Ketiga, MK menilai frasa "wajib" dalam Pasal 7 ayat 1 UU Tapera akan menjadi beban pekerja terlebih lagi bagi yang terkena PHK dan atau pemberi kerja yang usahanya telah dilakukan atau dicabut izin usahanya.


Sehingga berpotensi mendegradasi kehidupan sosial ekonomi yang semakin menjauhkan negara dalam upaya mewujudkan amanat Pasal 34 ayat 1 UUD 1945 yang berdampak pada kehidupan ekonomi pekerja dan pemberi kerja.


Hal tersebut disebabkan jika pekerja atau pemberi kerja melanggar Pasal 7 ayat 1 dan Pasal 9 ayat 1 UU Tapera—yang mewajibkan pemberi kerja untuk mendaftarkan pekerja sebagai peserta—akan terkena sanksi administratif.


Misalnya, pembekuan izin usaha, pencabutan izin usaha.
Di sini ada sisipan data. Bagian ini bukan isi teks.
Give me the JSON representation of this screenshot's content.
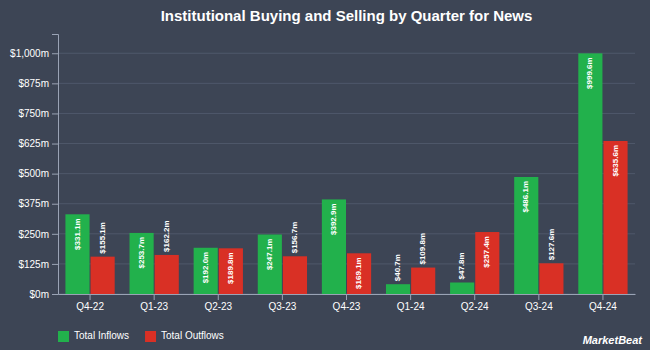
{
  "chart_data": {
    "type": "bar",
    "title": "Institutional Buying and Selling by Quarter for News",
    "categories": [
      "Q4-22",
      "Q1-23",
      "Q2-23",
      "Q3-23",
      "Q4-23",
      "Q1-24",
      "Q2-24",
      "Q3-24",
      "Q4-24"
    ],
    "series": [
      {
        "name": "Total Inflows",
        "color": "#22b14c",
        "values": [
          331.1,
          253.7,
          192.0,
          247.1,
          392.9,
          40.7,
          47.8,
          486.1,
          999.6
        ],
        "value_labels": [
          "$331.1m",
          "$253.7m",
          "$192.0m",
          "$247.1m",
          "$392.9m",
          "$40.7m",
          "$47.8m",
          "$486.1m",
          "$999.6m"
        ]
      },
      {
        "name": "Total Outflows",
        "color": "#d93025",
        "values": [
          155.1,
          162.2,
          189.8,
          156.7,
          169.1,
          109.8,
          257.4,
          127.6,
          635.6
        ],
        "value_labels": [
          "$155.1m",
          "$162.2m",
          "$189.8m",
          "$156.7m",
          "$169.1m",
          "$109.8m",
          "$257.4m",
          "$127.6m",
          "$635.6m"
        ]
      }
    ],
    "ylim": [
      0,
      1080
    ],
    "yticks": [
      {
        "value": 0,
        "label": "$0m"
      },
      {
        "value": 125,
        "label": "$125m"
      },
      {
        "value": 250,
        "label": "$250m"
      },
      {
        "value": 375,
        "label": "$375m"
      },
      {
        "value": 500,
        "label": "$500m"
      },
      {
        "value": 625,
        "label": "$625m"
      },
      {
        "value": 750,
        "label": "$750m"
      },
      {
        "value": 875,
        "label": "$875m"
      },
      {
        "value": 1000,
        "label": "$1,000m"
      }
    ],
    "grid": true,
    "legend": "lower left",
    "data_labels": true,
    "annotations": [
      "MarketBeat"
    ]
  }
}
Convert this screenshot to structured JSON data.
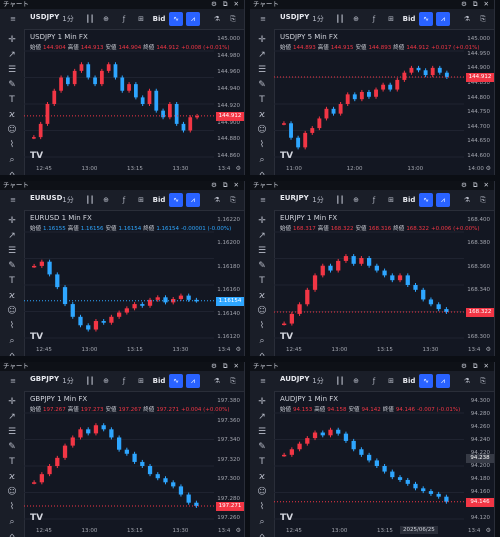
{
  "window_title": "チャート",
  "window_controls": "⚙ ⧉ ✕",
  "toolbar": {
    "interval_label": "1分",
    "bid_label": "Bid"
  },
  "legend_labels": {
    "open": "始値",
    "high": "高値",
    "low": "安値",
    "close": "終値"
  },
  "colors": {
    "up": "#f23645",
    "down": "#2ea6ff",
    "panel": "#131722",
    "accent": "#2962ff"
  },
  "logo": "TV",
  "panels": [
    {
      "symbol": "USDJPY",
      "title": "USDJPY  1  Min  FX",
      "open": "144.904",
      "high": "144.913",
      "low": "144.904",
      "close": "144.912",
      "change": "+0.008 (+0.01%)",
      "price_ticks": [
        "145.000",
        "144.980",
        "144.960",
        "144.940",
        "144.920",
        "144.900",
        "144.880",
        "144.860"
      ],
      "last_price": "144.912",
      "last_color": "#f23645",
      "time_ticks": [
        "12:45",
        "13:00",
        "13:15",
        "13:30",
        "13:4"
      ],
      "chart_data": {
        "type": "line",
        "ylim": [
          144.85,
          145.01
        ],
        "values": [
          144.88,
          144.9,
          144.93,
          144.95,
          144.97,
          144.96,
          144.98,
          144.99,
          144.97,
          144.96,
          144.98,
          144.99,
          144.97,
          144.95,
          144.96,
          144.94,
          144.93,
          144.95,
          144.92,
          144.91,
          144.93,
          144.9,
          144.89,
          144.91,
          144.912
        ]
      }
    },
    {
      "symbol": "USDJPY",
      "title": "USDJPY  5  Min  FX",
      "open": "144.893",
      "high": "144.915",
      "low": "144.893",
      "close": "144.912",
      "change": "+0.017 (+0.01%)",
      "price_ticks": [
        "145.000",
        "144.950",
        "144.900",
        "144.850",
        "144.800",
        "144.750",
        "144.700",
        "144.650",
        "144.600"
      ],
      "last_price": "144.912",
      "last_color": "#f23645",
      "time_ticks": [
        "11:00",
        "12:00",
        "13:00",
        "14:00"
      ],
      "chart_data": {
        "type": "line",
        "ylim": [
          144.58,
          145.02
        ],
        "values": [
          144.72,
          144.66,
          144.62,
          144.68,
          144.7,
          144.74,
          144.78,
          144.76,
          144.8,
          144.84,
          144.82,
          144.85,
          144.83,
          144.86,
          144.88,
          144.86,
          144.9,
          144.93,
          144.95,
          144.94,
          144.92,
          144.95,
          144.93,
          144.912
        ]
      }
    },
    {
      "symbol": "EURUSD",
      "title": "EURUSD  1  Min  FX",
      "open": "1.16155",
      "high": "1.16156",
      "low": "1.16154",
      "close": "1.16154",
      "change": "-0.00001 (-0.00%)",
      "price_ticks": [
        "1.16220",
        "1.16200",
        "1.16180",
        "1.16160",
        "1.16140",
        "1.16120"
      ],
      "last_price": "1.16154",
      "last_color": "#2ea6ff",
      "time_ticks": [
        "12:45",
        "13:00",
        "13:15",
        "13:30",
        "13:4"
      ],
      "chart_data": {
        "type": "line",
        "ylim": [
          1.1611,
          1.16235
        ],
        "values": [
          1.16195,
          1.162,
          1.16185,
          1.1617,
          1.1615,
          1.16135,
          1.16125,
          1.1612,
          1.1613,
          1.16128,
          1.16135,
          1.1614,
          1.16145,
          1.1615,
          1.16148,
          1.16155,
          1.16158,
          1.16152,
          1.16156,
          1.1616,
          1.16155,
          1.16154
        ]
      }
    },
    {
      "symbol": "EURJPY",
      "title": "EURJPY  1  Min  FX",
      "open": "168.317",
      "high": "168.322",
      "low": "168.316",
      "close": "168.322",
      "change": "+0.006 (+0.00%)",
      "price_ticks": [
        "168.400",
        "168.380",
        "168.360",
        "168.340",
        "168.320",
        "168.300"
      ],
      "last_price": "168.322",
      "last_color": "#f23645",
      "time_ticks": [
        "12:45",
        "13:00",
        "13:15",
        "13:30",
        "13:4"
      ],
      "chart_data": {
        "type": "line",
        "ylim": [
          168.295,
          168.405
        ],
        "values": [
          168.31,
          168.32,
          168.33,
          168.345,
          168.36,
          168.37,
          168.365,
          168.375,
          168.38,
          168.372,
          168.378,
          168.37,
          168.365,
          168.36,
          168.355,
          168.36,
          168.35,
          168.345,
          168.335,
          168.33,
          168.325,
          168.322
        ]
      }
    },
    {
      "symbol": "GBPJPY",
      "title": "GBPJPY  1  Min  FX",
      "open": "197.267",
      "high": "197.273",
      "low": "197.267",
      "close": "197.271",
      "change": "+0.004 (+0.00%)",
      "price_ticks": [
        "197.380",
        "197.360",
        "197.340",
        "197.320",
        "197.300",
        "197.280",
        "197.260"
      ],
      "last_price": "197.271",
      "last_color": "#f23645",
      "time_ticks": [
        "12:45",
        "13:00",
        "13:15",
        "13:30",
        "13:4"
      ],
      "chart_data": {
        "type": "line",
        "ylim": [
          197.255,
          197.385
        ],
        "values": [
          197.3,
          197.31,
          197.32,
          197.33,
          197.345,
          197.355,
          197.365,
          197.36,
          197.37,
          197.365,
          197.355,
          197.34,
          197.335,
          197.325,
          197.32,
          197.31,
          197.305,
          197.3,
          197.295,
          197.285,
          197.275,
          197.271
        ]
      }
    },
    {
      "symbol": "AUDJPY",
      "title": "AUDJPY  1  Min  FX",
      "open": "94.153",
      "high": "94.158",
      "low": "94.142",
      "close": "94.146",
      "change": "-0.007 (-0.01%)",
      "price_ticks": [
        "94.300",
        "94.280",
        "94.260",
        "94.240",
        "94.220",
        "94.200",
        "94.180",
        "94.160",
        "94.140",
        "94.120"
      ],
      "last_price": "94.146",
      "last_color": "#f23645",
      "crosshair_price": "94.238",
      "date_tag": "2025/06/25",
      "time_ticks": [
        "12:45",
        "13:00",
        "13:15",
        "13:33",
        "13:4"
      ],
      "chart_data": {
        "type": "line",
        "ylim": [
          94.115,
          94.305
        ],
        "values": [
          94.23,
          94.24,
          94.25,
          94.26,
          94.27,
          94.265,
          94.275,
          94.268,
          94.255,
          94.24,
          94.23,
          94.22,
          94.21,
          94.2,
          94.19,
          94.185,
          94.178,
          94.17,
          94.165,
          94.16,
          94.155,
          94.146
        ]
      }
    }
  ]
}
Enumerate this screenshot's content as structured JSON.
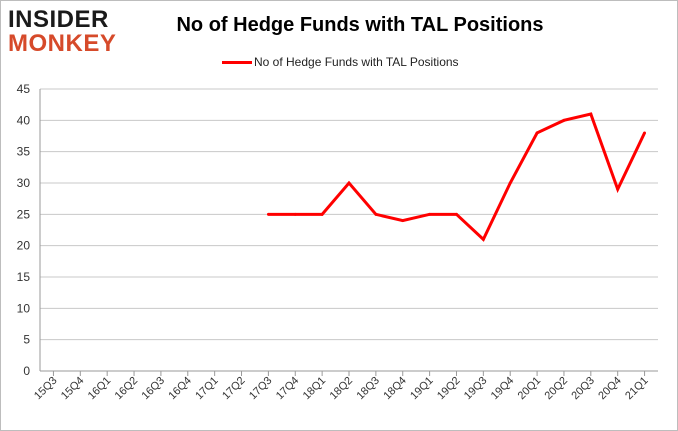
{
  "header": {
    "logo_line1": "INSIDER",
    "logo_line2": "MONKEY",
    "title": "No of Hedge Funds with TAL Positions"
  },
  "legend": {
    "label": "No of Hedge Funds with TAL Positions"
  },
  "colors": {
    "series": "#ff0000",
    "grid": "#c8c8c8",
    "logo_accent": "#d64a2a"
  },
  "chart_data": {
    "type": "line",
    "title": "No of Hedge Funds with TAL Positions",
    "xlabel": "",
    "ylabel": "",
    "ylim": [
      0,
      45
    ],
    "yticks": [
      0,
      5,
      10,
      15,
      20,
      25,
      30,
      35,
      40,
      45
    ],
    "grid": true,
    "legend_position": "top-center",
    "categories": [
      "15Q3",
      "15Q4",
      "16Q1",
      "16Q2",
      "16Q3",
      "16Q4",
      "17Q1",
      "17Q2",
      "17Q3",
      "17Q4",
      "18Q1",
      "18Q2",
      "18Q3",
      "18Q4",
      "19Q1",
      "19Q2",
      "19Q3",
      "19Q4",
      "20Q1",
      "20Q2",
      "20Q3",
      "20Q4",
      "21Q1"
    ],
    "series": [
      {
        "name": "No of Hedge Funds with TAL Positions",
        "values": [
          null,
          null,
          null,
          null,
          null,
          null,
          null,
          null,
          25,
          25,
          25,
          30,
          25,
          24,
          25,
          25,
          21,
          30,
          38,
          40,
          41,
          29,
          38
        ]
      }
    ]
  }
}
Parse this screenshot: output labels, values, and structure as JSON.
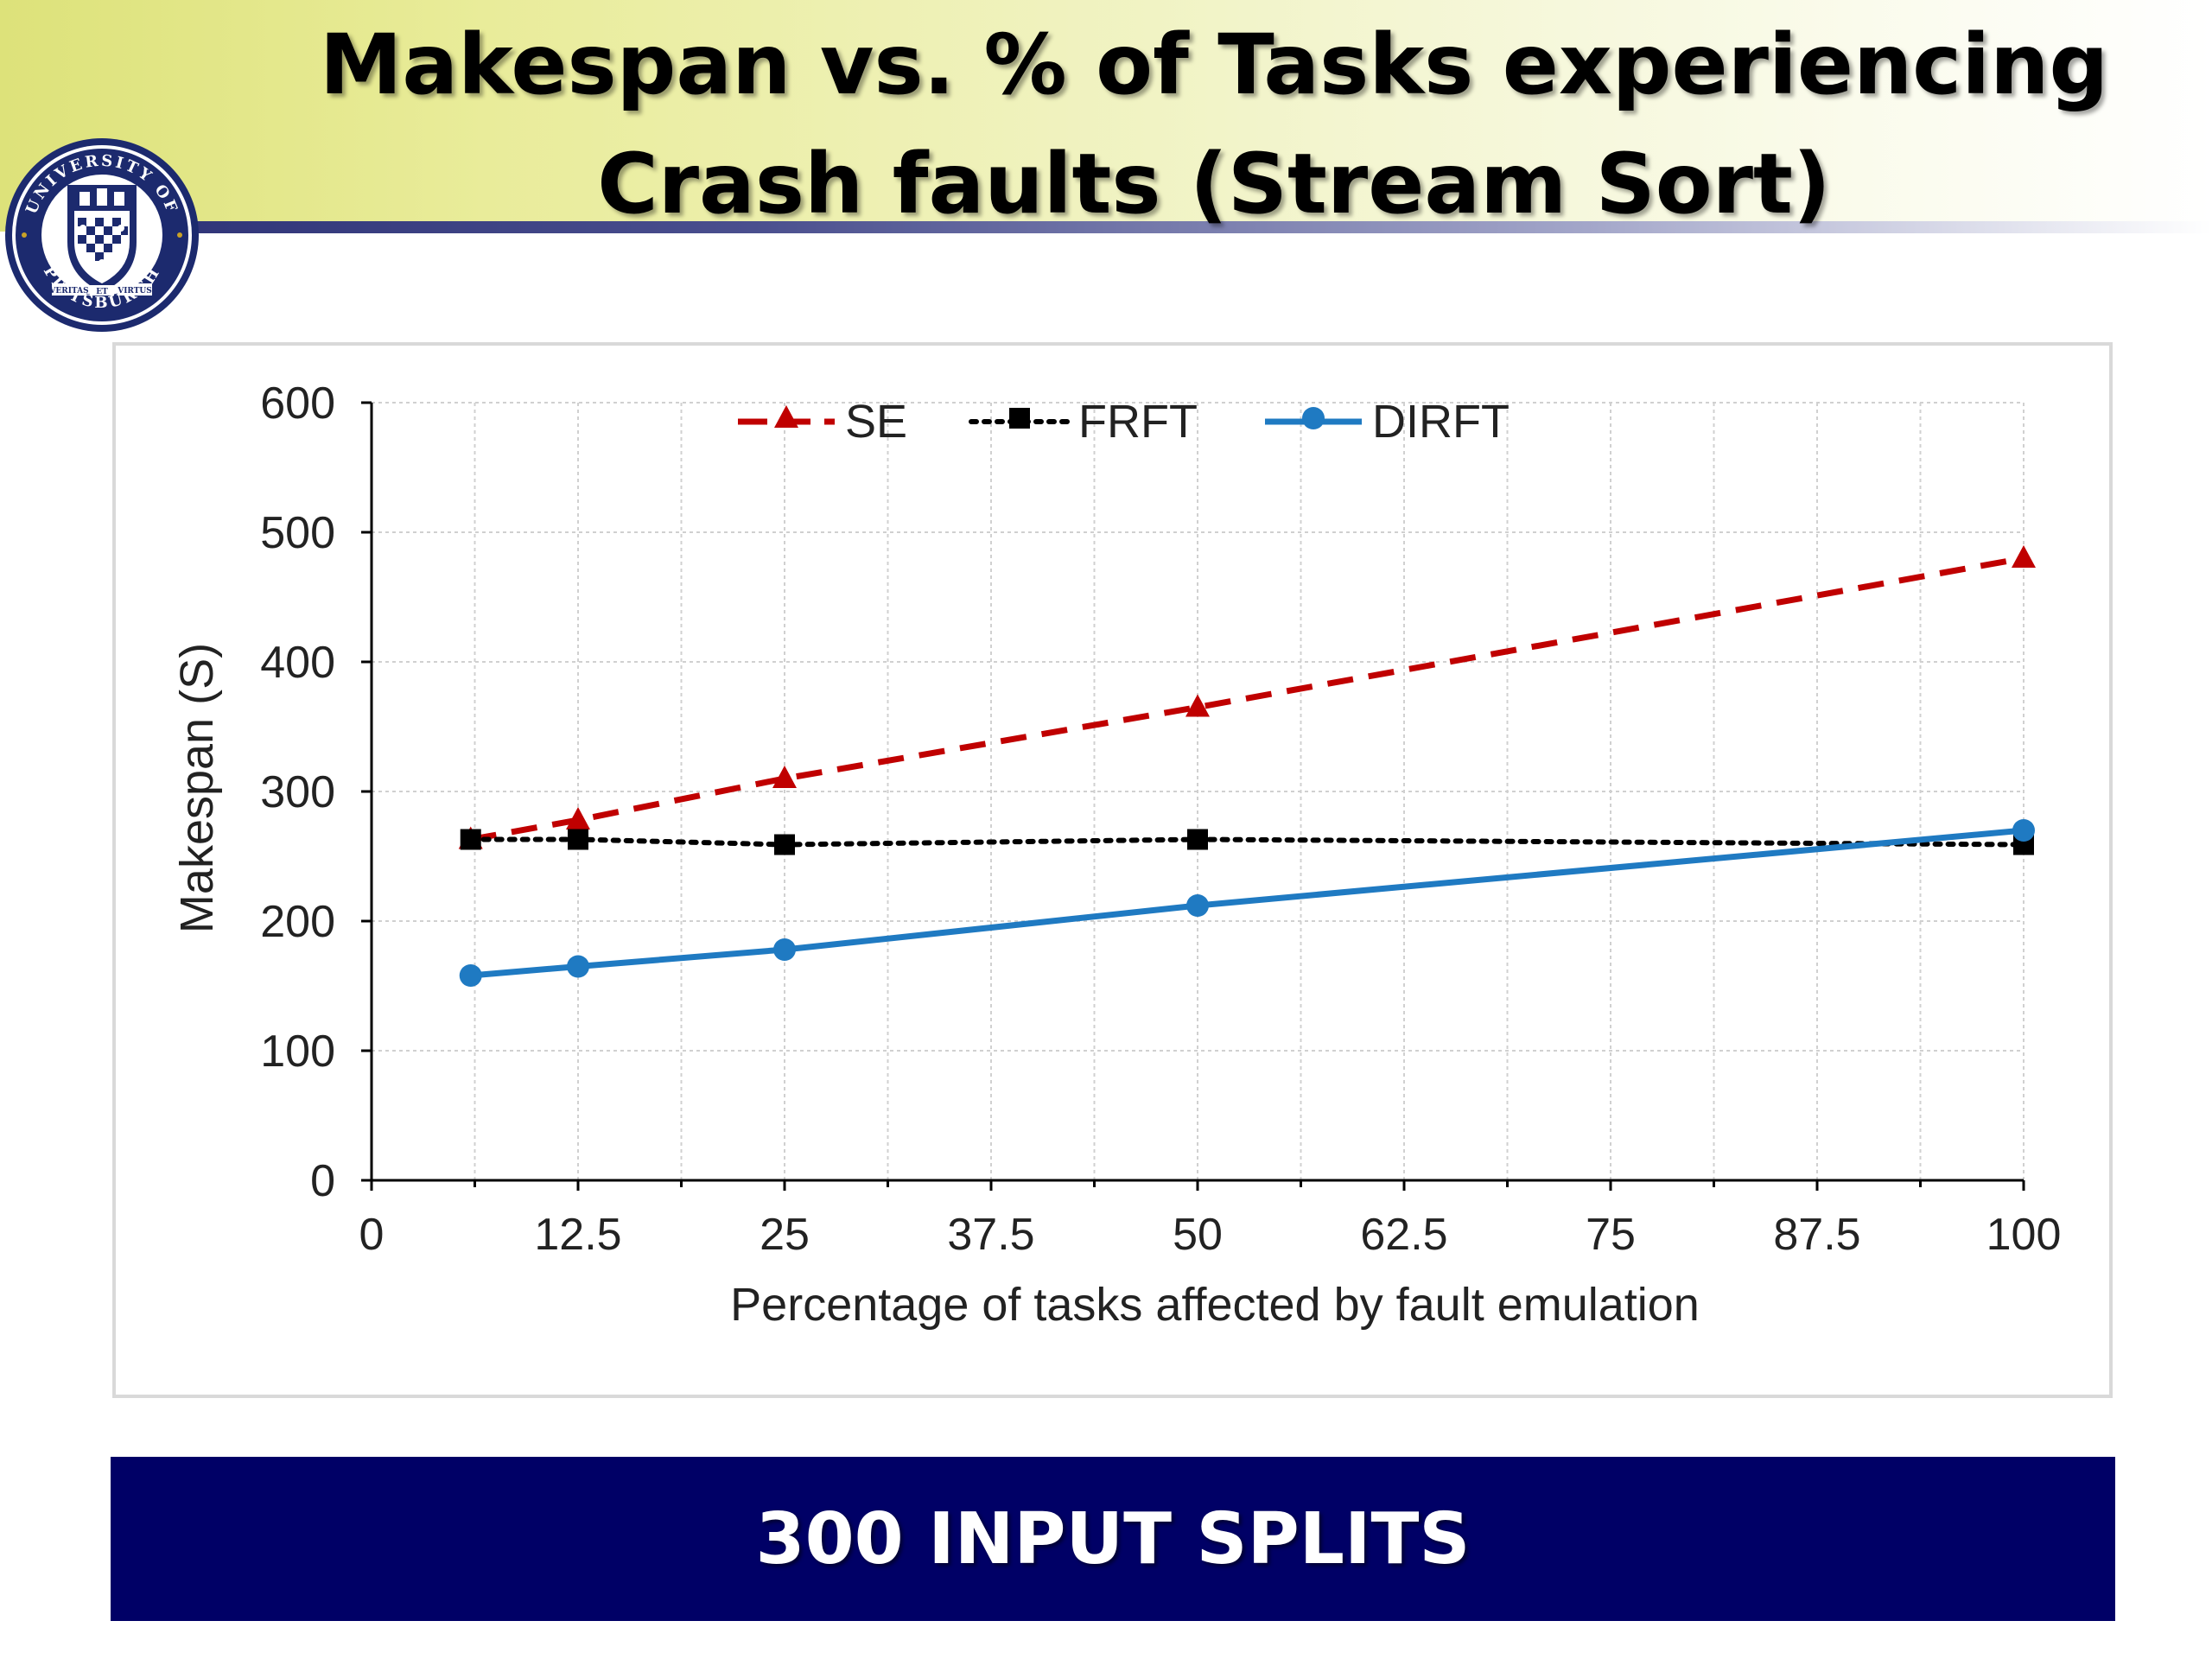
{
  "slide": {
    "title": "Makespan vs. % of Tasks experiencing Crash faults (Stream Sort)",
    "footer": "300 INPUT SPLITS"
  },
  "logo": {
    "name": "university-of-pittsburgh-seal",
    "text_top": "UNIVERSITY OF",
    "text_bottom": "PITTSBURGH",
    "motto_left": "VERITAS",
    "motto_mid": "ET",
    "motto_right": "VIRTUS",
    "colors": {
      "navy": "#1c2a6e",
      "gold": "#c9a227"
    }
  },
  "colors": {
    "footer_background": "#000066",
    "se": "#c00000",
    "frft": "#000000",
    "dirft": "#1f7ac2",
    "grid": "#d0d0d0"
  },
  "chart_data": {
    "type": "line",
    "title": "",
    "xlabel": "Percentage of tasks affected by fault emulation",
    "ylabel": "Makespan (S)",
    "xlim": [
      0,
      100
    ],
    "ylim": [
      0,
      600
    ],
    "xticks": [
      "0",
      "12.5",
      "25",
      "37.5",
      "50",
      "62.5",
      "75",
      "87.5",
      "100"
    ],
    "yticks": [
      "0",
      "100",
      "200",
      "300",
      "400",
      "500",
      "600"
    ],
    "grid": true,
    "legend": "top-center",
    "series": [
      {
        "name": "SE",
        "style": "dashed",
        "marker": "triangle",
        "color": "#c00000",
        "x": [
          6,
          12.5,
          25,
          50,
          100
        ],
        "y": [
          263,
          278,
          310,
          365,
          480
        ]
      },
      {
        "name": "FRFT",
        "style": "dotted",
        "marker": "square",
        "color": "#000000",
        "x": [
          6,
          12.5,
          25,
          50,
          100
        ],
        "y": [
          263,
          263,
          259,
          263,
          259
        ]
      },
      {
        "name": "DIRFT",
        "style": "solid",
        "marker": "circle",
        "color": "#1f7ac2",
        "x": [
          6,
          12.5,
          25,
          50,
          100
        ],
        "y": [
          158,
          165,
          178,
          212,
          270
        ]
      }
    ]
  }
}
Itu, kata MK, tentu saja memberatkan pemberi kerja terlebih ketika berada dalam situasi ekonomi yang tidak kondusif.


Keempat, MK menilai kehadiran Tapera menimbulkan kontradiksi dengan UU 1 Tahun 2011 tentang Perumahan dan Kawasan Permukiman.


Dalam UU Nomor 1 Tahun 2011, jelas MK, pekerja dalam kategori Masyarakat Berpenghasilan Rendah (MBR) sudah bisa mengakses layanan kepemilikan, pembangunan, dan renovasi rumah dari berbagai skema seperti Jaminan Hari Tua (JHT).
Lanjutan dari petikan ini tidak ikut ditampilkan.